RE: Friday big day14 Sep 2024 11:59
More on SOHO from Quoteddata.
The article picks 3 trusts they think with the most to gain.
https://www.theaic.co.uk...al-estates-rocky-moment
Picton discount 21%
Urban logistics discount 24%
AND my favourite!
"Triple Point Social Housing REIT (SOHO – 41.3% discount)
Our last pick is SOHO, which languishes on the widest discount of the three. Some reasons for this are justifiable but others not so much in our view. The good news is that the justifiable reasons are being addressed by the manager. Two of its housing association tenants – Parasol and My Space – have been in rent arrears for some time having got into financial difficulties.
The manager has recently announced that all 38 of the leases on properties let to Parasol have been transferred to Westmoreland. The manager expects rent collection to increase to between 75% and 85% of the existing rent during the first 12 months, and increasing thereafter to up to at least 90%. The manager says that it undertook studious due diligence of Westmorland, which was previously issued a notice by the regulator regarding governance and financial issues, but is comfortable that a new, experienced management team is turning things around.

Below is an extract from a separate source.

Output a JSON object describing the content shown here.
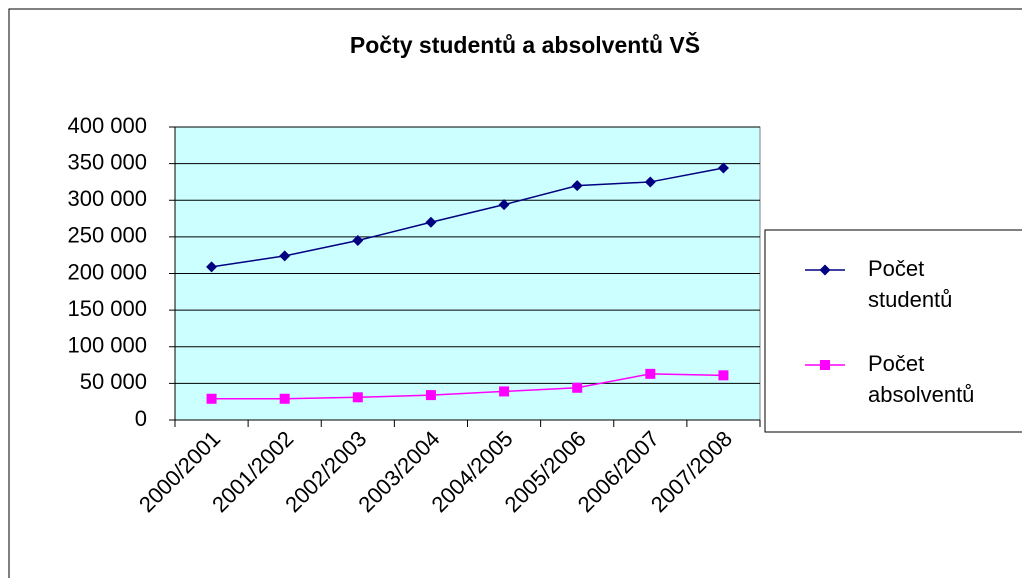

This is reflected in Westmoreland’s accounts, which show four years of annual surplus and growing turnover and a steadily increasing cash position. SOHO’s manager will now look for a similar conclusion to the My Space-let portfolio.
It appears to us that SOHO may have been unfairly caught in the cross hairs of the negative headlines that have plagued the UK residential sector in recent years. In 2021, SOHO’s peer Civitas was the subject of a short-seller report – the meat of which was focused on undisclosed dealings by directors. Claims surrounding the strength of the tenants were flimsy at best. More recently, headlines on Home REIT have not helped either.
Despite share price weakness, the company has delivered a NAV total return over five years of 42.5%. Meanwhile, its balance sheet is the envy of the sector. It has a long-weighted average debt maturity of 9.1 years at a low, fixed rate of 2.74% and no maturity until 2028.
To tackle its wide discount, the company has said it will sell a £20m-ish portfolio and use the proceeds to repurchase shares. This will hopefully facilitate a deserved re-rating of its share price."